Sport : Ribbeck verspricht offensive Einstellung der Nationalmannschaft

G. Derichs/O. Hartmann

Die deutschen Nationalspieler sinnen auf Revanche, der Teamchef verspricht einen Drei-Mann-Sturm, und der Präsident entdeckt bei der Stippvisite eine verschworene Gemeinschaft. Wie ein Patron besuchte DFB-Chef Egidius Braun die Nationalmannschaft beim Training im Münchner Olympiastadion, wo am Sonnabend gegen die Türkei das EM-Ticket gelöst werden soll. "Das ist keine Millionärstruppe. Bei den Spielern spürt man Begeisterung und Emotion. Sie wollen das 0:1 aus dem Hinspiel unbedingt korrigieren", befand Braun. Für das Duell um den Sieg und die damit verbundene Direktqualifikation zur EM-Endrunde ließ er keine Zweifel an der Vorgabe: "Das Spiel hat eine sehr große Bedeutung. Ich erwarte natürlich einen Sieg."

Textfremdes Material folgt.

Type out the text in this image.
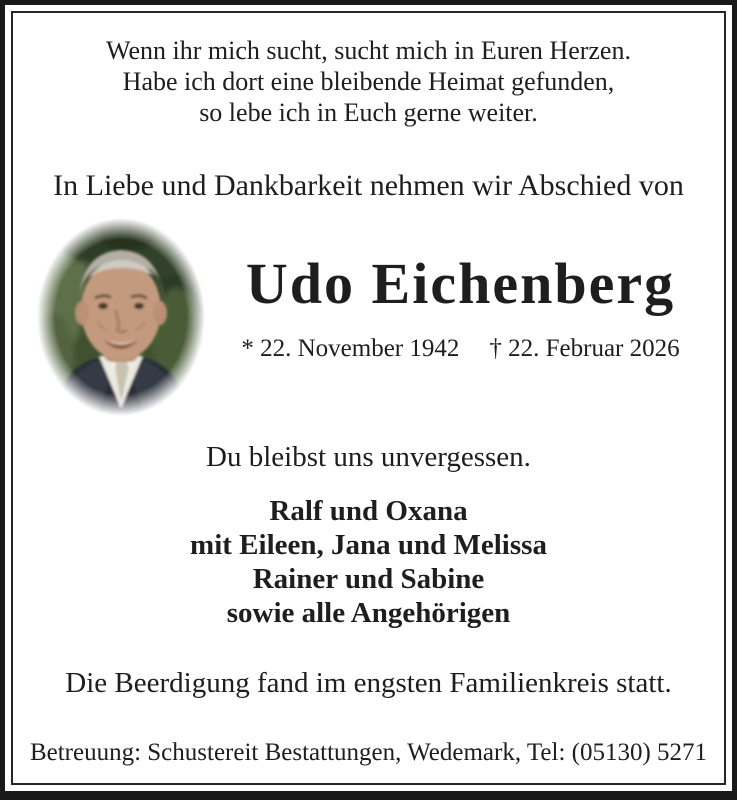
Wenn ihr mich sucht, sucht mich in Euren Herzen.
Habe ich dort eine bleibende Heimat gefunden,
so lebe ich in Euch gerne weiter.
In Liebe und Dankbarkeit nehmen wir Abschied von
Udo Eichenberg
* 22. November 1942 † 22. Februar 2026
Du bleibst uns unvergessen.
Ralf und Oxana
mit Eileen, Jana und Melissa
Rainer und Sabine
sowie alle Angehörigen
Die Beerdigung fand im engsten Familienkreis statt.
Betreuung: Schustereit Bestattungen, Wedemark, Tel: (05130) 5271
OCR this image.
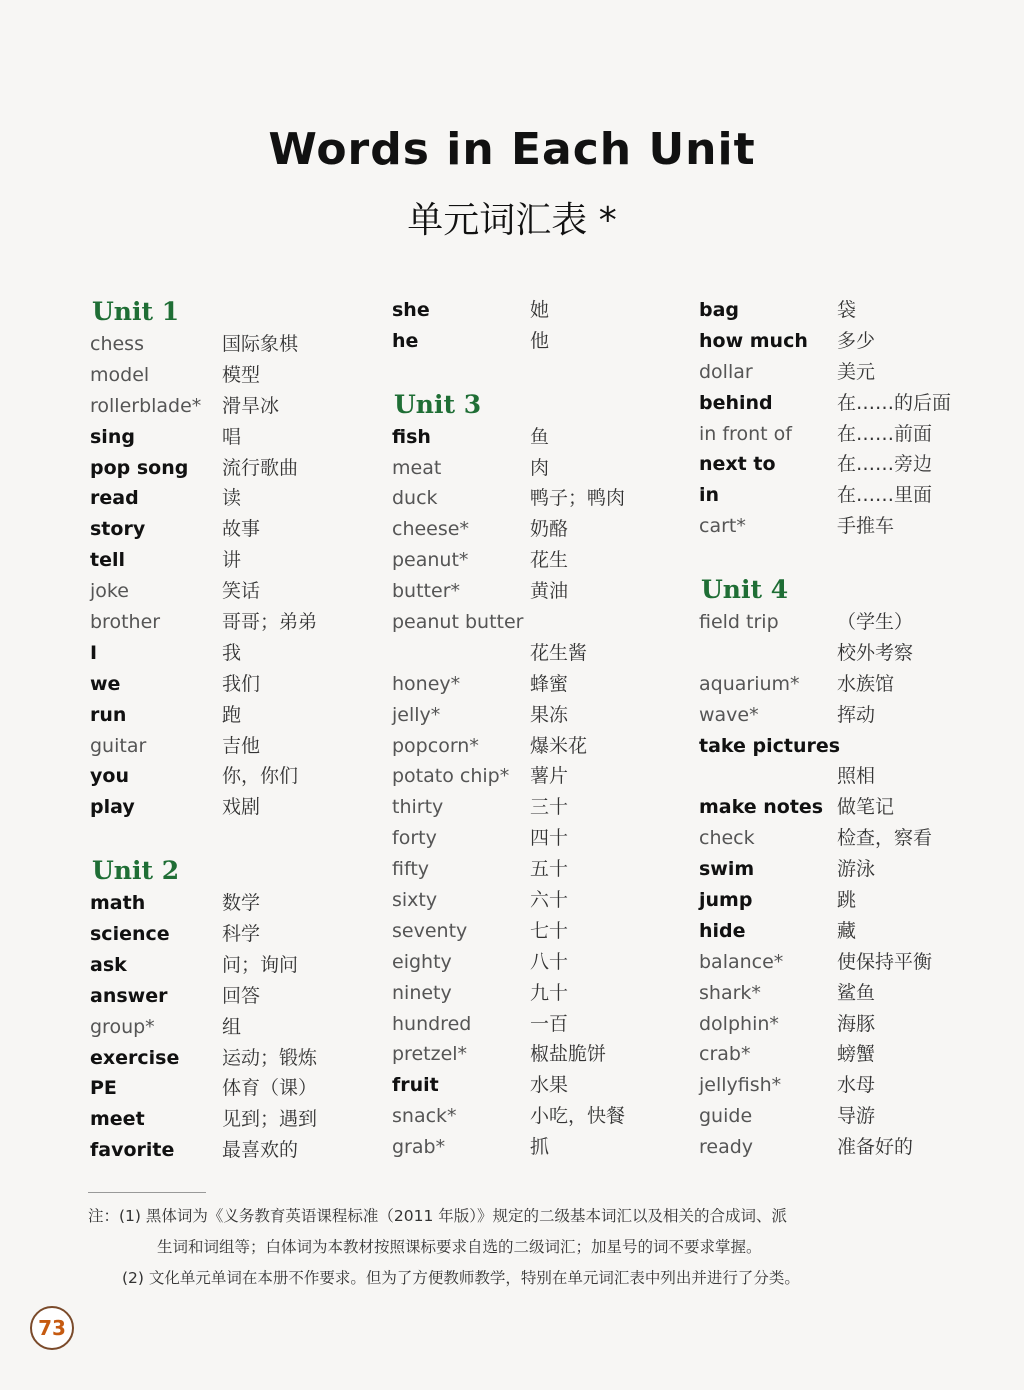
Words in Each Unit
单元词汇表 *
Unit 1
chess	国际象棋
model	模型
rollerblade* 滑旱冰
sing	唱
pop song 流行歌曲
read	读
story	故事
tell	讲
joke	笑话
brother	哥哥；弟弟
I	我
we	我们
run	跑
guitar	吉他
you	你，你们
play	戏剧
Unit 2
math	数学
science	科学
ask	问；询问
answer	回答
group*	组
exercise 运动；锻炼
PE	体育（课）
meet	见到；遇到
favorite	最喜欢的
she	她
he	他
Unit 3
fish	鱼
meat	肉
duck	鸭子；鸭肉
cheese*	奶酪
peanut*	花生
butter*	黄油
peanut butter
花生酱
honey*	蜂蜜
jelly*	果冻
popcorn*	爆米花
potato chip* 薯片
thirty	三十
forty	四十
fifty	五十
sixty	六十
seventy	七十
eighty	八十
ninety	九十
hundred	一百
pretzel*	椒盐脆饼
fruit	水果
snack*	小吃，快餐
grab*	抓
bag	袋
how much 多少
dollar	美元
behind	在……的后面
in front of 在……前面
next to	在……旁边
in	在……里面
cart*	手推车
Unit 4
field trip	（学生）
校外考察
aquarium* 水族馆
wave*	挥动
take pictures
照相
make notes 做笔记
check	检查，察看
swim	游泳
jump	跳
hide	藏
balance*	使保持平衡
shark*	鲨鱼
dolphin*	海豚
crab*	螃蟹
jellyfish*	水母
guide	导游
ready	准备好的
注：(1) 黑体词为《义务教育英语课程标准（2011 年版）》规定的二级基本词汇以及相关的合成词、派
生词和词组等；白体词为本教材按照课标要求自选的二级词汇；加星号的词不要求掌握。
(2) 文化单元单词在本册不作要求。但为了方便教师教学，特别在单元词汇表中列出并进行了分类。
73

Damit deckten sich seine Vorstellungen des 74-Jährigen exakt mit den Plänen der sportlichen Leitung. Teamchef Erich Ribbeck frischte die Erinnerung an das Hinspiel in Bursa vor einem Jahr auf. "Es hat uns sehr gewurmt, dass wir verloren haben, obwohl wir nicht die schlechtere Mannschaft waren. Deswegen haben wir noch eine Rechnung offen", erklärte Ribbeck nach dem Training am Mittwoch. Zugleich kündigte der 62-Jährige an, dass er trotz der günstigen Ausgangslage - der Europameister benötigt nur einen Punkt für die direkte EM-Qualifikation - an seinem Offensivkonzept festhält.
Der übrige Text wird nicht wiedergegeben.